Soon after the beginning of the First World War, the British Royal Artillery commenced looking for suitable heavy artillery tractors to haul their heavy artillery pieces, they quickly selected and placed orders for the Holt 75 with the first vehicles being delivered in January 1915. To the British, the availability of the Holt 75 was its primary attraction, with the limited cross country mobility afforded by the continuous tracks a lesser consideration. During the war Holt 75s served with the armies of the British Empire, often referred to Cats (Caterpillars Tractors) they were used to tow medium and heavy artillery pieces such as the 60-pounder gun, 6-inch 26 cwt howitzer, 6-inch gun, 8-inch howitzer and 9.2-inch howitzer, as well as to haul trailers filled with ammunition and other supplies. For supply carriage, Holt also supplied tracked trailers of 10-ton load capacity, two of which were typically towed by a single tractor. These trailers frequently threw a track during turns, which if the combination were travelling downhill could result in rolling of the tractor and both trailers. Wheeled trailers were also trialled with limited success. During the war the British employed the Holt 75 widely on the Western Front, predominantly as an artillery tractor, as well as during the Mesopotamian campaign, predominantly for resupply. Throughout the war the British War Office purchased 1,805 Holt 75s, 1,362 of which were produced by Holt (all at the Peoria plant) and 442 were built under license in the United Kingdom by Ruston, Proctor & Co. Post-war the Holt 75 remained in British military service into the 1920s.

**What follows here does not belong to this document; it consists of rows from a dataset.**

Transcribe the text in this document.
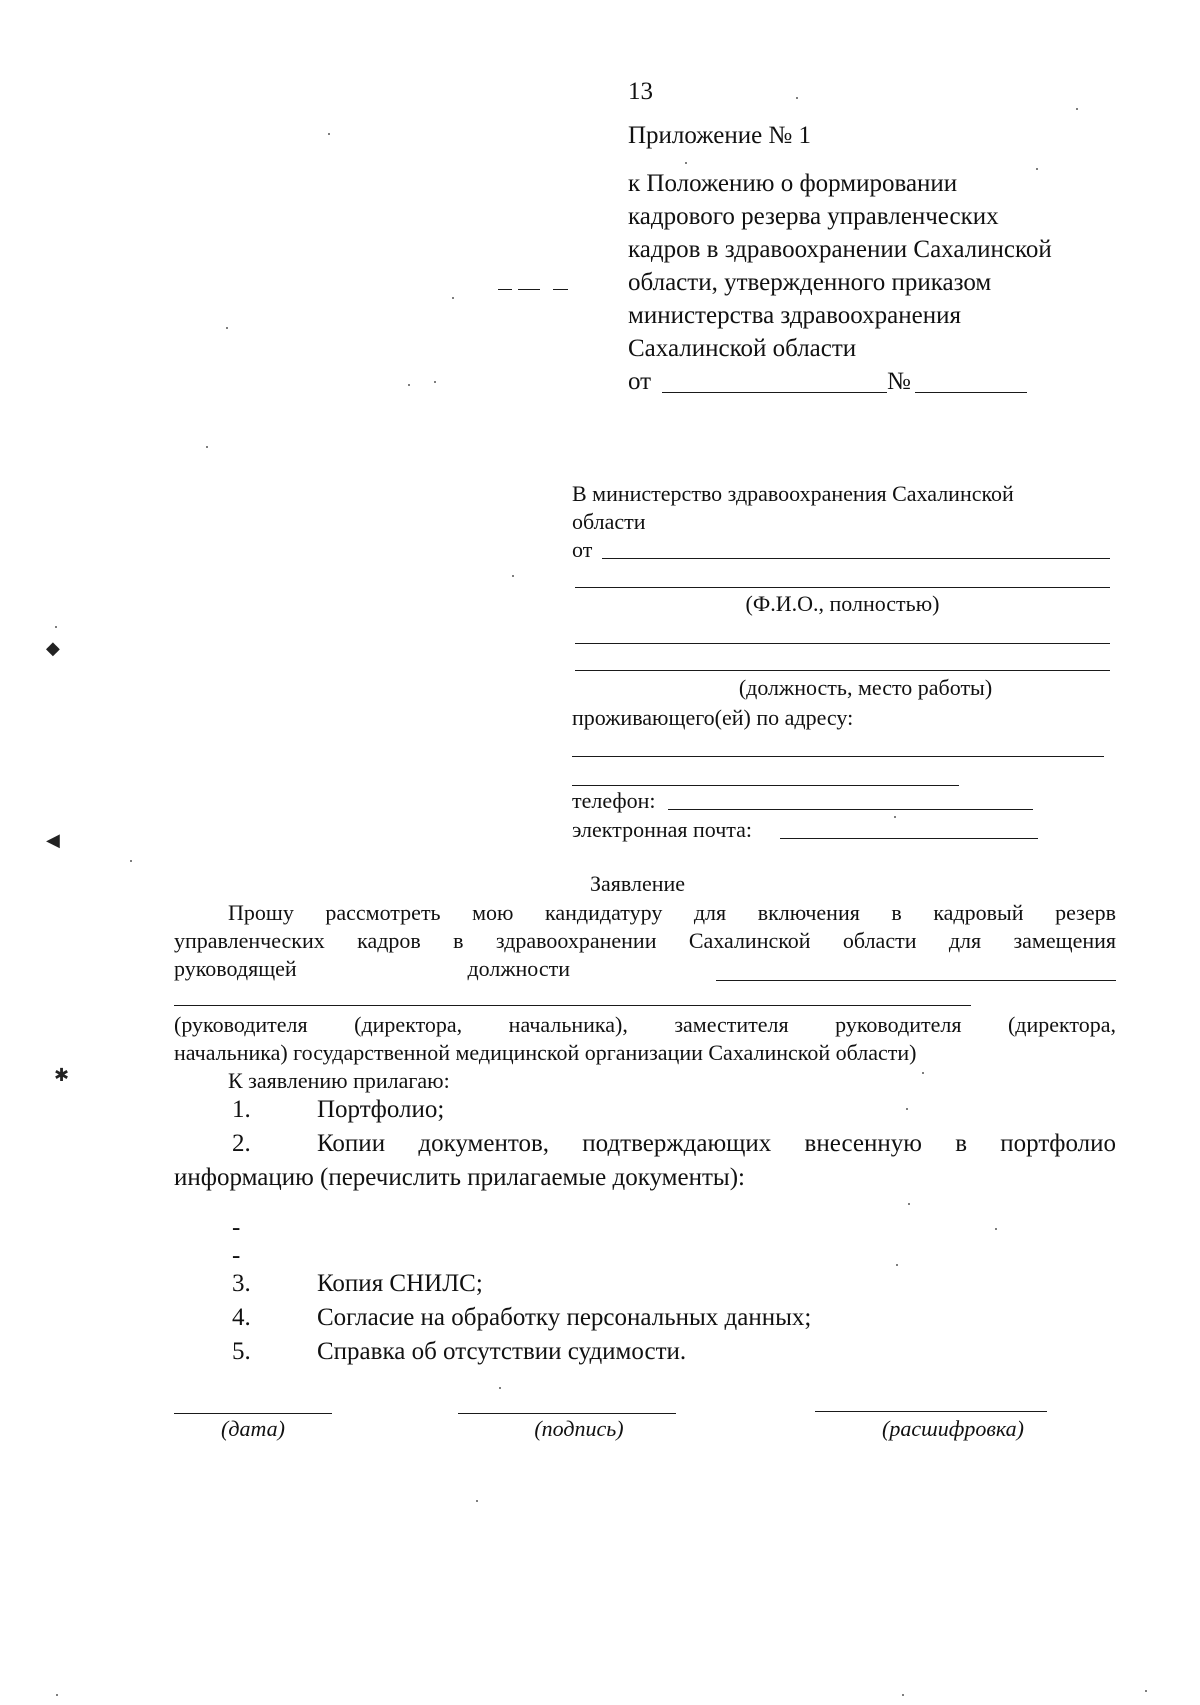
13
Приложение № 1
к Положению о формировании
кадрового резерва управленческих
кадров в здравоохранении Сахалинской
области, утвержденного приказом
министерства здравоохранения
Сахалинской области
от	№
В министерство здравоохранения Сахалинской
области
от
(Ф.И.О., полностью)
(должность, место работы)
проживающего(ей) по адресу:
телефон:
электронная почта:
Заявление
Прошу рассмотреть мою кандидатуру для включения в кадровый резерв
управленческих кадров в здравоохранении Сахалинской области для замещения
руководящей должности
(руководителя (директора, начальника), заместителя руководителя (директора,
начальника) государственной медицинской организации Сахалинской области)
К заявлению прилагаю:
1.	Портфолио;
2.	Копии документов, подтверждающих внесенную в портфолио
информацию (перечислить прилагаемые документы):
-
-
3.	Копия СНИЛС;
4.	Согласие на обработку персональных данных;
5.	Справка об отсутствии судимости.
(дата)	(подпись)	(расшифровка)
◆
◀
✱
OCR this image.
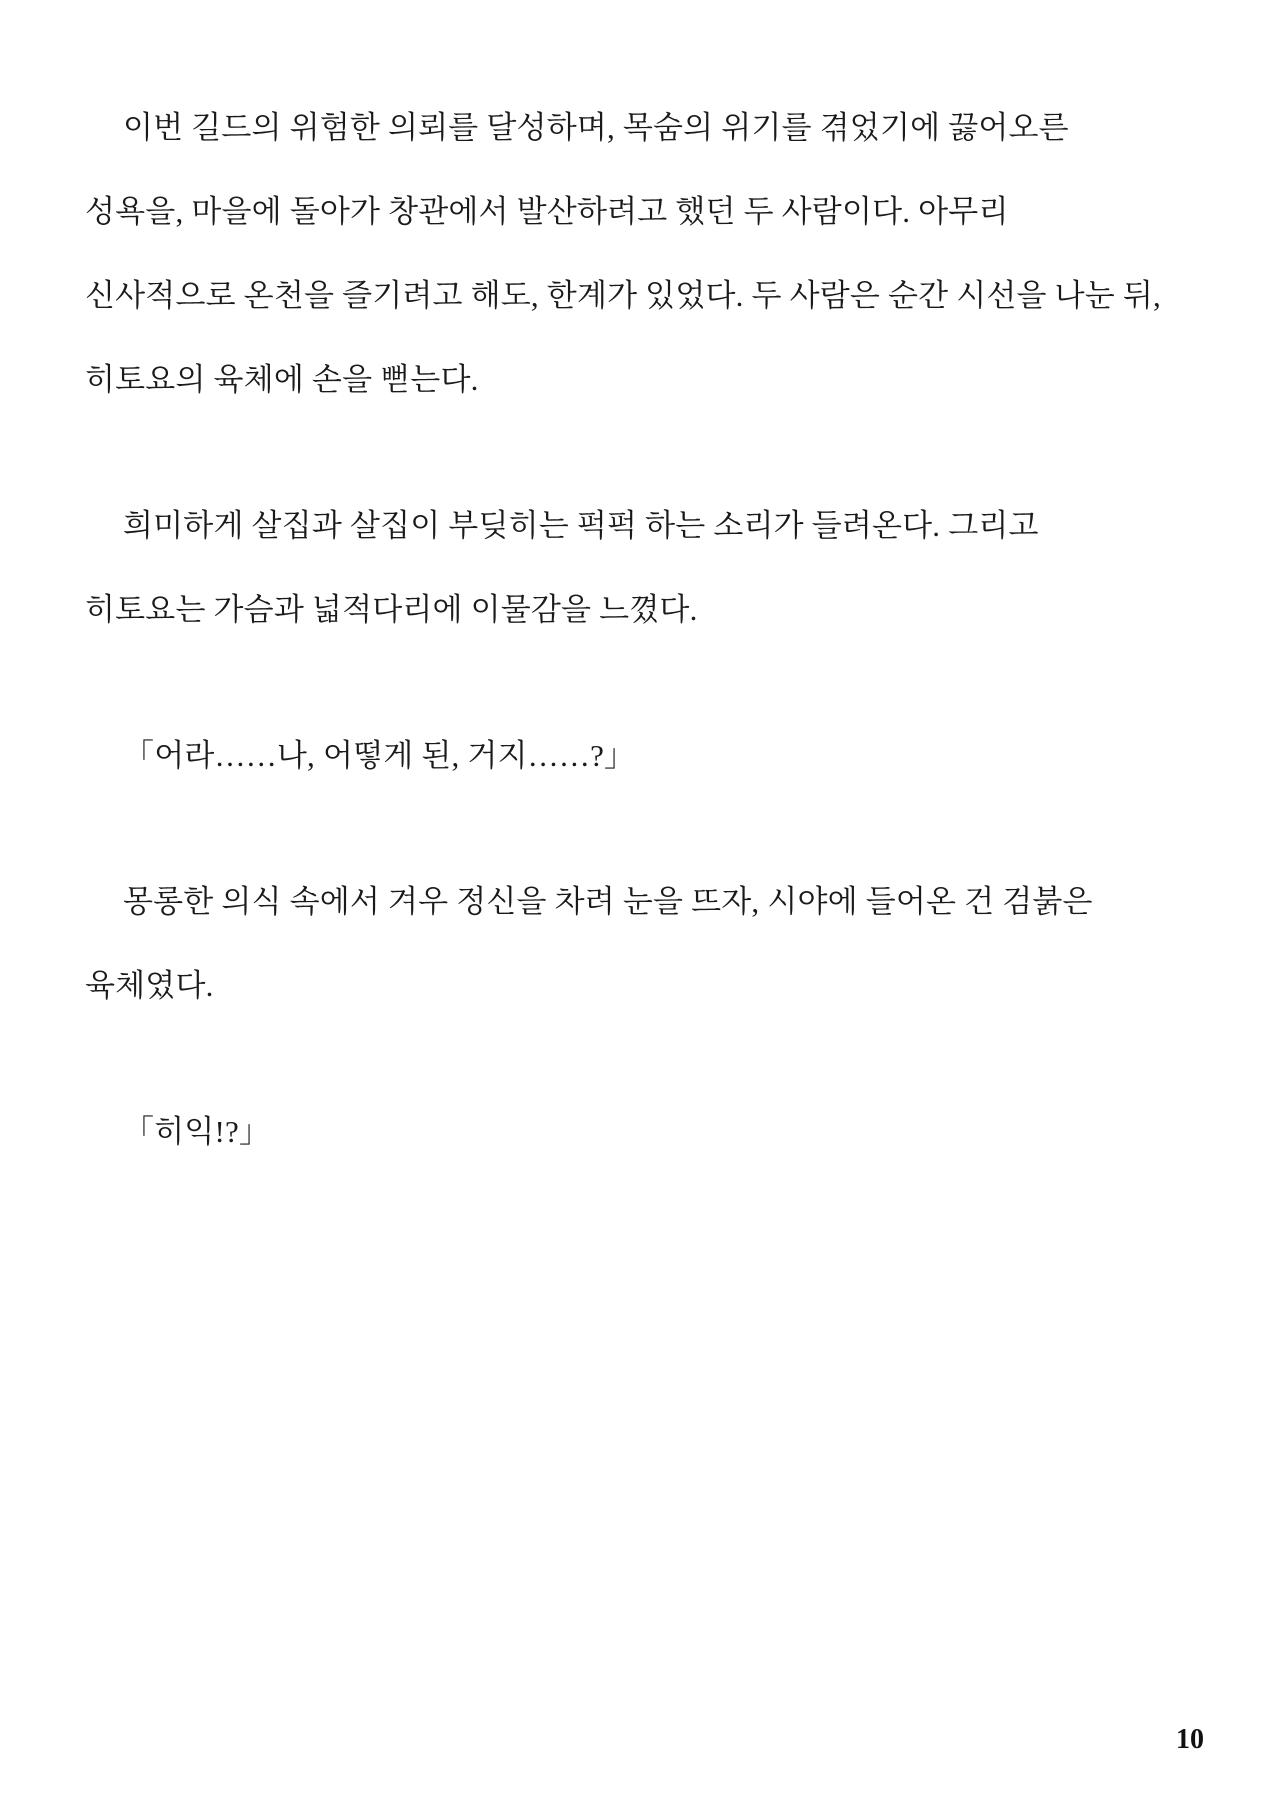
이번 길드의 위험한 의뢰를 달성하며, 목숨의 위기를 겪었기에 끓어오른 성욕을, 마을에 돌아가 창관에서 발산하려고 했던 두 사람이다. 아무리 신사적으로 온천을 즐기려고 해도, 한계가 있었다. 두 사람은 순간 시선을 나눈 뒤, 히토요의 육체에 손을 뻗는다.

희미하게 살집과 살집이 부딪히는 퍽퍽 하는 소리가 들려온다. 그리고 히토요는 가슴과 넓적다리에 이물감을 느꼈다.

「어라……나, 어떻게 된, 거지……?」

몽롱한 의식 속에서 겨우 정신을 차려 눈을 뜨자, 시야에 들어온 건 검붉은 육체였다.

「히익!?」

10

During the war the French Army purchased and tested a single Holt 75 but did not adopt the type, instead purchasing other types.

When the success of the Holt 75 in British military service became apparent, in 1915 the US military tested Holt tractors for the first time. In 1916 the US purchased a number of Holt 75s, using them during the Pancho Villa Expedition to tow trailers of supplies and personnel over 350 mi into roadless parts of Mexico. Upon their entry into the First World War the US placed further orders, in US service the Holt 75 was known as the 15-ton Artillery Tractor, and it was used as both an artillery tractor and for resupply. Records show 267 Holt 75s were purchased by the US, 232 of which were sent to France with the American Expeditionary Forces. In 1916 at least one armoured version of the Holt 75 equipped with dummy guns was tested by the US Army for possible use as a tank. Referred to as the "Holt 75 Tank" the Holt company were not involved in the project.

Holt continued producing the Holt 75 after the war with sales remaining strong for some time, and in 1921 the final design changes were implemented to the tractor. After 1921 production was confined to the Stockton plant, ceasing in 1924. In total approximately 4,620 were produced including the 442 produced by Ruston, Proctor & Co.